Each year, Amy Rohr’s West Holmes Middle School students create and design the ornament tags, with the number of tags usually around 400.

Roach said that each year area businesses, churches and organizations are invited to come in and take as many tags as they like. In the past businesses like Crow Works and Berlin Grande Hotel have brought employees in to choose tags.

“That is an important part of the process,” Roach said. “It’s fun to see businesses and churches invest in this and it is a great team-building exercise for companies.”

She said it is also neat to see parents bring their own children in to pick a name, and said seeing other children finding great joy in helping another child is always inspirational.

“What a great way to teach our children about the importance of giving to others and service in the community,” Roach said.

Anyone purchasing items from the trees is asked to wrap the gifts and return them to each tree location.

Those pulling a tag should have the gifts gift-wrapped and returned to either Jitter’s or German Village by Dec. 9, which will allow the team at SAC to get them ready to send out on delivery day Saturday, Dec. 14.

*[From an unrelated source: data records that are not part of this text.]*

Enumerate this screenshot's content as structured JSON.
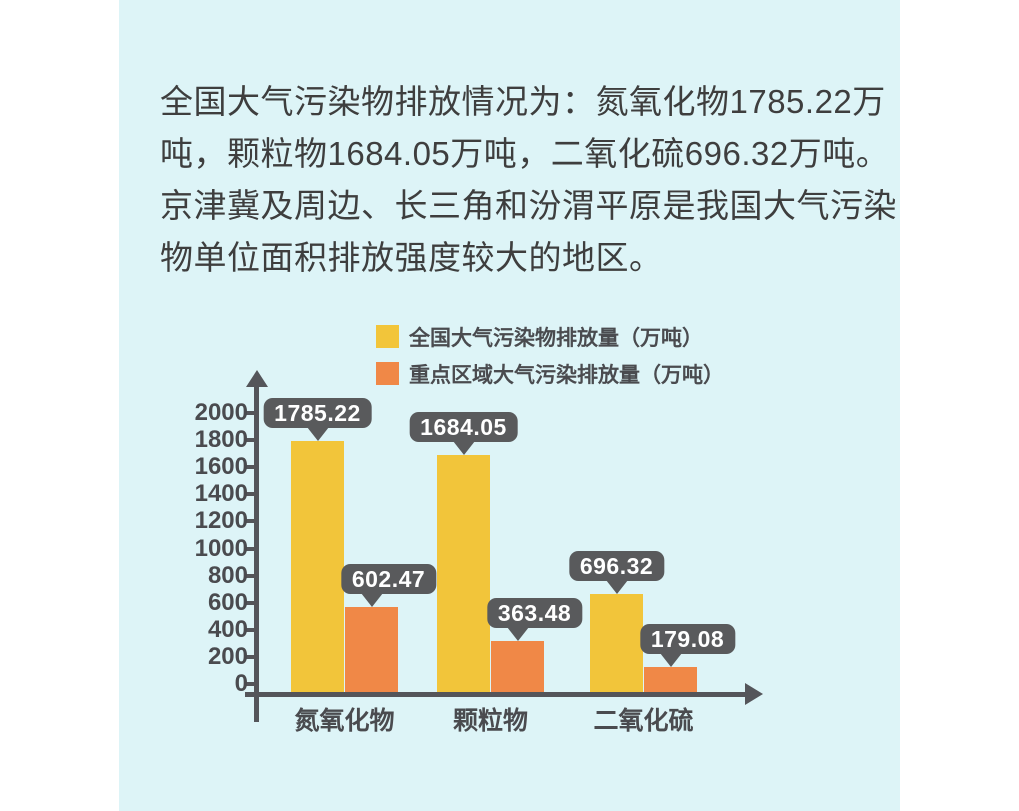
{
  "page": {
    "margin_color": "#ffffff",
    "panel_color": "#ddf4f7"
  },
  "intro": {
    "lines": [
      "全国大气污染物排放情况为：氮氧化物1785.22万",
      "吨，颗粒物1684.05万吨，二氧化硫696.32万吨。",
      "京津冀及周边、长三角和汾渭平原是我国大气污染",
      "物单位面积排放强度较大的地区。"
    ],
    "full_text": "全国大气污染物排放情况为：氮氧化物1785.22万吨，颗粒物1684.05万吨，二氧化硫696.32万吨。京津冀及周边、长三角和汾渭平原是我国大气污染物单位面积排放强度较大的地区。"
  },
  "legend": {
    "items": [
      {
        "label": "全国大气污染物排放量（万吨）",
        "color": "#f2c53a"
      },
      {
        "label": "重点区域大气污染排放量（万吨）",
        "color": "#f08847"
      }
    ]
  },
  "chart_data": {
    "type": "bar",
    "categories": [
      "氮氧化物",
      "颗粒物",
      "二氧化硫"
    ],
    "series": [
      {
        "name": "全国大气污染物排放量（万吨）",
        "color": "#f2c53a",
        "values": [
          1785.22,
          1684.05,
          696.32
        ]
      },
      {
        "name": "重点区域大气污染排放量（万吨）",
        "color": "#f08847",
        "values": [
          602.47,
          363.48,
          179.08
        ]
      }
    ],
    "value_labels": [
      [
        "1785.22",
        "1684.05",
        "696.32"
      ],
      [
        "602.47",
        "363.48",
        "179.08"
      ]
    ],
    "yticks": [
      0,
      200,
      400,
      600,
      800,
      1000,
      1200,
      1400,
      1600,
      1800,
      2000
    ],
    "ylim": [
      0,
      2000
    ],
    "xlabel": "",
    "ylabel": "",
    "grid": false,
    "legend_position": "top",
    "colors": {
      "axis": "#54555a",
      "tick_label": "#4a4b4f",
      "value_bubble": "#595a5c",
      "value_bubble_text": "#ffffff"
    }
  }
}
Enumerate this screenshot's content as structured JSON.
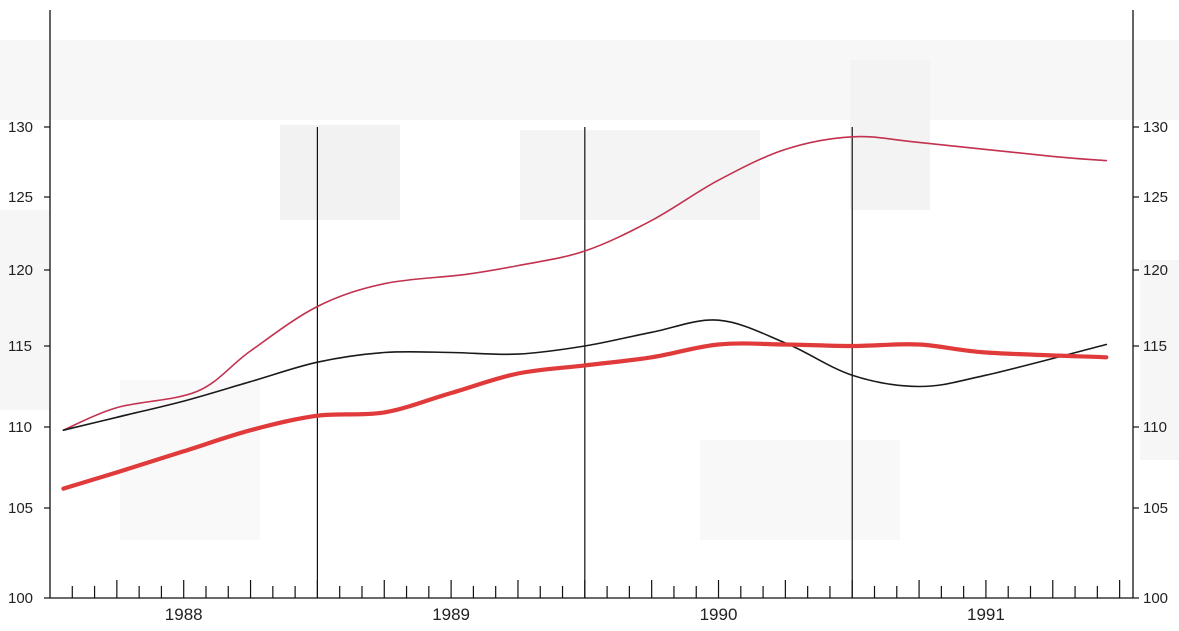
{
  "chart_data": {
    "type": "line",
    "title": "",
    "xlabel": "",
    "ylabel": "",
    "ylim": [
      100,
      135
    ],
    "y_ticks": [
      100,
      105,
      110,
      115,
      120,
      125,
      130
    ],
    "x_range": [
      1987.75,
      1991.8
    ],
    "x_ticks": [
      {
        "label": "1988",
        "at": 1988.25
      },
      {
        "label": "1989",
        "at": 1989.25
      },
      {
        "label": "1990",
        "at": 1990.25
      },
      {
        "label": "1991",
        "at": 1991.25
      }
    ],
    "vertical_dividers": [
      1988.75,
      1989.75,
      1990.75
    ],
    "grid": false,
    "series": [
      {
        "color": "#c2314f",
        "width": 1.6,
        "points": [
          [
            1987.8,
            109.8
          ],
          [
            1988.0,
            111.2
          ],
          [
            1988.3,
            112.2
          ],
          [
            1988.5,
            114.7
          ],
          [
            1988.75,
            117.6
          ],
          [
            1989.0,
            119.1
          ],
          [
            1989.3,
            119.7
          ],
          [
            1989.5,
            120.3
          ],
          [
            1989.75,
            121.3
          ],
          [
            1990.0,
            123.4
          ],
          [
            1990.25,
            126.2
          ],
          [
            1990.5,
            128.4
          ],
          [
            1990.75,
            129.3
          ],
          [
            1991.0,
            128.9
          ],
          [
            1991.5,
            127.9
          ],
          [
            1991.7,
            127.6
          ]
        ]
      },
      {
        "color": "#1a1a1a",
        "width": 1.6,
        "points": [
          [
            1987.8,
            109.8
          ],
          [
            1988.0,
            110.6
          ],
          [
            1988.25,
            111.6
          ],
          [
            1988.5,
            112.8
          ],
          [
            1988.75,
            114.0
          ],
          [
            1989.0,
            114.6
          ],
          [
            1989.25,
            114.6
          ],
          [
            1989.5,
            114.5
          ],
          [
            1989.75,
            115.0
          ],
          [
            1990.0,
            115.9
          ],
          [
            1990.25,
            116.7
          ],
          [
            1990.5,
            115.2
          ],
          [
            1990.75,
            113.2
          ],
          [
            1991.0,
            112.5
          ],
          [
            1991.25,
            113.2
          ],
          [
            1991.7,
            115.1
          ]
        ]
      },
      {
        "color": "#e03a3a",
        "width": 4.2,
        "points": [
          [
            1987.8,
            106.2
          ],
          [
            1988.0,
            107.2
          ],
          [
            1988.25,
            108.5
          ],
          [
            1988.5,
            109.8
          ],
          [
            1988.75,
            110.7
          ],
          [
            1989.0,
            110.9
          ],
          [
            1989.25,
            112.1
          ],
          [
            1989.5,
            113.3
          ],
          [
            1989.75,
            113.8
          ],
          [
            1990.0,
            114.3
          ],
          [
            1990.25,
            115.1
          ],
          [
            1990.5,
            115.1
          ],
          [
            1990.75,
            115.0
          ],
          [
            1991.0,
            115.1
          ],
          [
            1991.25,
            114.6
          ],
          [
            1991.7,
            114.3
          ]
        ]
      }
    ]
  }
}
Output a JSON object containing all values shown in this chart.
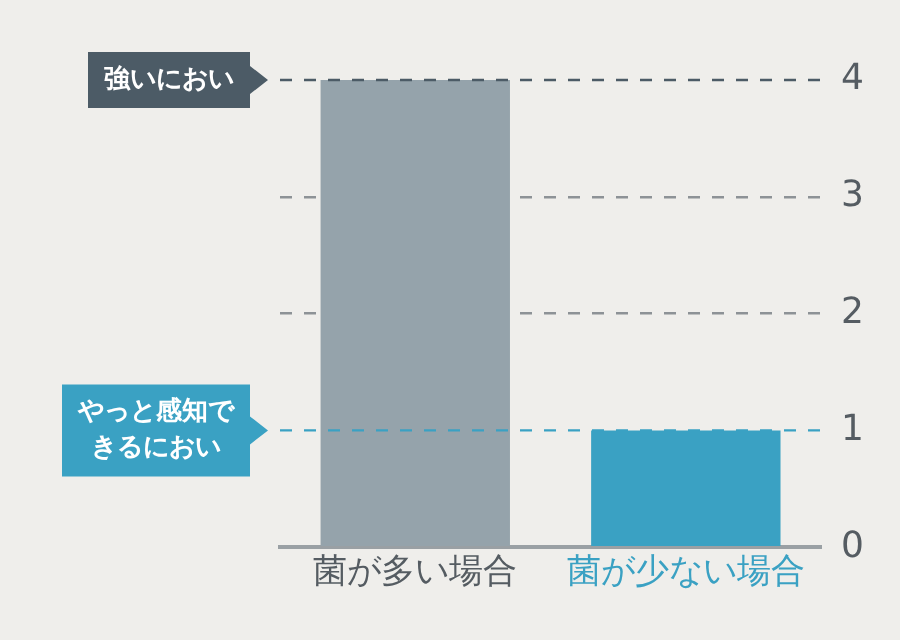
{
  "chart_data": {
    "type": "bar",
    "categories": [
      "菌が多い場合",
      "菌が少ない場合"
    ],
    "values": [
      4,
      1
    ],
    "colors": [
      "#95a3ab",
      "#3aa1c3"
    ],
    "ylim": [
      0,
      4
    ],
    "yticks": [
      0,
      1,
      2,
      3,
      4
    ],
    "grid": "y",
    "ref_lines": [
      {
        "axis": "y",
        "value": 4,
        "label": "強いにおい",
        "color": "#4c5b66",
        "line_style": "dashed"
      },
      {
        "axis": "y",
        "value": 1,
        "label": "やっと感知できるにおい",
        "color": "#3aa1c3",
        "line_style": "dashed"
      }
    ]
  }
}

If a business, church or organization would like to take advantage of this unique opportunity, they can stop by or call Roach at 330-231-0409 or Steph Baker at 330-231-3771 for more information or simply to let them know they are interested in joining the fun time of giving.

While people might zero in on fulfilling their own family’s Santa list this Christmas season, the SAC Christmas tree project provides a perfect chance to extend a family by a child or two, in order to help make for some very happy children in Holmes County this Christmas.

Porter said the project has become one of the most important parts of providing children with Christmas toys who may not otherwise receive them, noting that both Amish and English families are recipients of the giving tree project.

“We have a lot of area churches, organizations and businesses that get involved with Share-a-Christmas, but the Christmas tree project is crucial to our being able to provide toys for kids,” Porter said. “It’s a great chance for others to put a smile on a child’s face during the holiday season.”